Here are some things I look for in players for a team:
1. Make sure the coaches know who you are. This one can be kind of tough because you don’t want to be annoying. Standing in the back of the team, being the last in line for any drill, not cheering the team on, these are ways to not be noticed. Being front and center, being the first in line for drills is an easy way to get the coach to remember you.
2. Ask Questions. I am not saying inundate the coach with a barrage of questions, but if something doesn’t make sense, ASK! Some questions may be put off until after a drill, play, practice or game, but make sure you ask. When a player asks me a question, (why did the ump make that call, what is the purpose of this drill) it makes me think the player really wants to learn. On the flipside, a good coach should never turn away a player with questions. I once asked a team why we were doing a drill, they replied “because you said so”. A drill is never because “we say so.” Tt is to work on specific things to prepare for specific situations in a game. Just having them run a drill doesn’t teach them the game itself.
3. Show up early, leave late. When you do this, you are the first one and the last one the coach sees. Keep in mind that just showing up early and leaving late doesn’t make you look good. Be there early, see if you can help set up, make sure you are 100% ready when practice starts. If you are the only one there and you just sit because you are the only one there, the coach will notice. Same when you leave last. You need to be more than just “there.”
4. Work hard all the time. Most coaches will agree they would rather coach a hard worker than a naturally talented superstar that doesn’t work hard during a practice. Honestly, the superstar will probably still be on the team, but the hard worker is the one the coaches like to work with.

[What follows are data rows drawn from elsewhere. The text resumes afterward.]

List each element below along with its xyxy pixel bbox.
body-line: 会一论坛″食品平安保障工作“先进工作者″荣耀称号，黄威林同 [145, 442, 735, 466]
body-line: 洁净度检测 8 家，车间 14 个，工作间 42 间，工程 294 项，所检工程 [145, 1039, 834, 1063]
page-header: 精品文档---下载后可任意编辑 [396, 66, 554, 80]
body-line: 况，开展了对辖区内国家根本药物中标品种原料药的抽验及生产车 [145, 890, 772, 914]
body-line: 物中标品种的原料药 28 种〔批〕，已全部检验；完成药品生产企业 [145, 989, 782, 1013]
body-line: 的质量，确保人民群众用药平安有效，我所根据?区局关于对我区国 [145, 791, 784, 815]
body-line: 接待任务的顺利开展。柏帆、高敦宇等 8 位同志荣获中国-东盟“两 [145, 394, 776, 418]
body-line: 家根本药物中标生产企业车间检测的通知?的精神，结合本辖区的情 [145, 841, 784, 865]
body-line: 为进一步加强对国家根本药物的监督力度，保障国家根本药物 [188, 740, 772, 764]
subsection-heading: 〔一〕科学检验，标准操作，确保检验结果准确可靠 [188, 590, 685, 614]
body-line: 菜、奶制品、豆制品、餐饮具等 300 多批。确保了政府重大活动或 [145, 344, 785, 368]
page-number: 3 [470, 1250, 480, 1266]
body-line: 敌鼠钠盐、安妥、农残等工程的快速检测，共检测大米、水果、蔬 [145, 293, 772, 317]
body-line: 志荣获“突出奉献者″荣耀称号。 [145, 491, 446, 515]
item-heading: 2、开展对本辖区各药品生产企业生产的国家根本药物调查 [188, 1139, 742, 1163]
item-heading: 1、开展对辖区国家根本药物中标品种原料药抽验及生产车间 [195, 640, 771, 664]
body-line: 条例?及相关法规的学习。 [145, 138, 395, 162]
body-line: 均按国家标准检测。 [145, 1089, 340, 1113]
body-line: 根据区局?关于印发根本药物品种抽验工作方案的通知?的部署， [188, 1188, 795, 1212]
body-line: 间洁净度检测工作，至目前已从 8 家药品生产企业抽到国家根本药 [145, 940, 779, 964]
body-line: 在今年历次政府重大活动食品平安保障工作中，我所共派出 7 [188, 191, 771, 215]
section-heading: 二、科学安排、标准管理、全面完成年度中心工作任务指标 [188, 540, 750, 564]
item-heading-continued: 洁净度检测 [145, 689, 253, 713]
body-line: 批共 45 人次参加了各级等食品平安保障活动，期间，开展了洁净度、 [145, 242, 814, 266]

5. At least once a week (again not too much to be annoying) check in with the coach to see what you can work on. Every player, good or bad, can work on something. Don’t forget, it is more than just finding out what you work on, you actually have to do it! Good coaches have drills for everything, and they have ones that can be worked on alone, or indoors at a house as well.
6. Get along with your entire team. OK, before you go into this one too deep, I know there are some people that no one gets along with, but it is pretty obvious to a coach who is creating team upset. One of my biggest pet peeves is when I see the same two players always practicing together during warm ups or two-person drills. Spread yourself around! If you are not the best, team up with the best and ask for pointers. This not only will help you get better, but I guarantee it will make the other player feel more important and they will play better. If you are the best, then you are conceited, sit down… Just kidding. If you are one of the better players at a certain drill, team up with someone who doesn’t get it. That way, you can help them. DO NOT, however, become a player-coach. Only give them directions when asked or suggest little things.
The best part about these suggestions is they work for any sport. Actually, they even work in life. Employers are like coaches. The tryouts happen every day. People are cut, people are hired. Knowing how to take that cut and better yourself is what will make you succeed in the end.